Editorial: Use of arsenic must end

The makers of arsenic-treated lumber are discussing alternatives to using the poisonous treatment. This decision is long overdue and should have been addressed during Ronald Reagan’s presidency when he made exemptions for companies that produced the wood after it was deemed a hazardous material.

Florida is a major consumer of arsenic-treated lumber and uses much of it to create playgrounds. Arsenic is used to protect the wood from bugs and weather. However, the arsenic can leach into the soil and can also come off on people’s hands. This information is not new. The Environmental Protection Agency said pressure-treated lumber is toxic enough to be classified as hazardous waste. Then-President Reagan gave the lumber industry a special exemption so it could continue manufacturing the wood, and now many Floridians worry that wood thrown into unlined dumps may leak into the water supply.

Thus, several wood manufacturers are beginning to use new treatments that are not dangerous, such as a boron compound or a compound called ACQ.

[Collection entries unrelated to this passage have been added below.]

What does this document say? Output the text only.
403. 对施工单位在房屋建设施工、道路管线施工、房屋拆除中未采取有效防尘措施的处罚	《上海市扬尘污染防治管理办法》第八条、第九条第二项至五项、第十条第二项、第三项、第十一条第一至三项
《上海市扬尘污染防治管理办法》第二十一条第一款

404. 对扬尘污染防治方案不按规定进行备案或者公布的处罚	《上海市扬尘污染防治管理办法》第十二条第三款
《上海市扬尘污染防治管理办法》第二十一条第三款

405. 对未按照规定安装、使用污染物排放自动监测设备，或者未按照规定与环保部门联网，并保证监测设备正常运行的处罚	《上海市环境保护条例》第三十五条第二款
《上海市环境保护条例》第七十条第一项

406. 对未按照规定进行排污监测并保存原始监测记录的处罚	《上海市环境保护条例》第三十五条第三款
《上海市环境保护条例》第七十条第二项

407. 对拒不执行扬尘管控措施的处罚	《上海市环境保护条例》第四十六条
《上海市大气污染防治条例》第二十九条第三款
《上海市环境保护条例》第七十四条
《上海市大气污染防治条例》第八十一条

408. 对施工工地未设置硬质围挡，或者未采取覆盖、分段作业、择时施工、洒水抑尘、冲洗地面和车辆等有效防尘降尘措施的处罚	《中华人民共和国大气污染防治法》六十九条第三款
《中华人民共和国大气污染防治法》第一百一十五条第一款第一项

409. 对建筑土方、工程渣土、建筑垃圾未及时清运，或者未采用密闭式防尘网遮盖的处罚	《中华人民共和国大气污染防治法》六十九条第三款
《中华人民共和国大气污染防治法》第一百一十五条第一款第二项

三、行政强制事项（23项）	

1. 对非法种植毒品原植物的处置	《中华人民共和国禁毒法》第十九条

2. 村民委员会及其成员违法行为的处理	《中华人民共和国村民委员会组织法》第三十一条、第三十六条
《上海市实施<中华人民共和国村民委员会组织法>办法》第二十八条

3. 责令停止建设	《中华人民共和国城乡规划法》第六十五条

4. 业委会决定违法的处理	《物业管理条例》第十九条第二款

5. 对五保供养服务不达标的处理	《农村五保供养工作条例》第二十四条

One company, Leathers & Associates, has promised to build new playgrounds using such materials and has begun to remove soil from playgrounds that have tested for arsenic. Other companies are facing lawsuits and plan to remove soil and stop using arsenic-treated lumber soon.

But these changes should have been addressed long ago. Decades of using the lumber may have caused problems for thousands of children and others who came into contact with the wood, as well as the possibility of arsenic poisoning the water supply. The new compounds being approved for wood treatment should be tested to ensure they pose no health risks to people or the environment before employed by distributors. The EPA should have done a better job in keeping such hazardous materials out of the consumer market and especially away from children.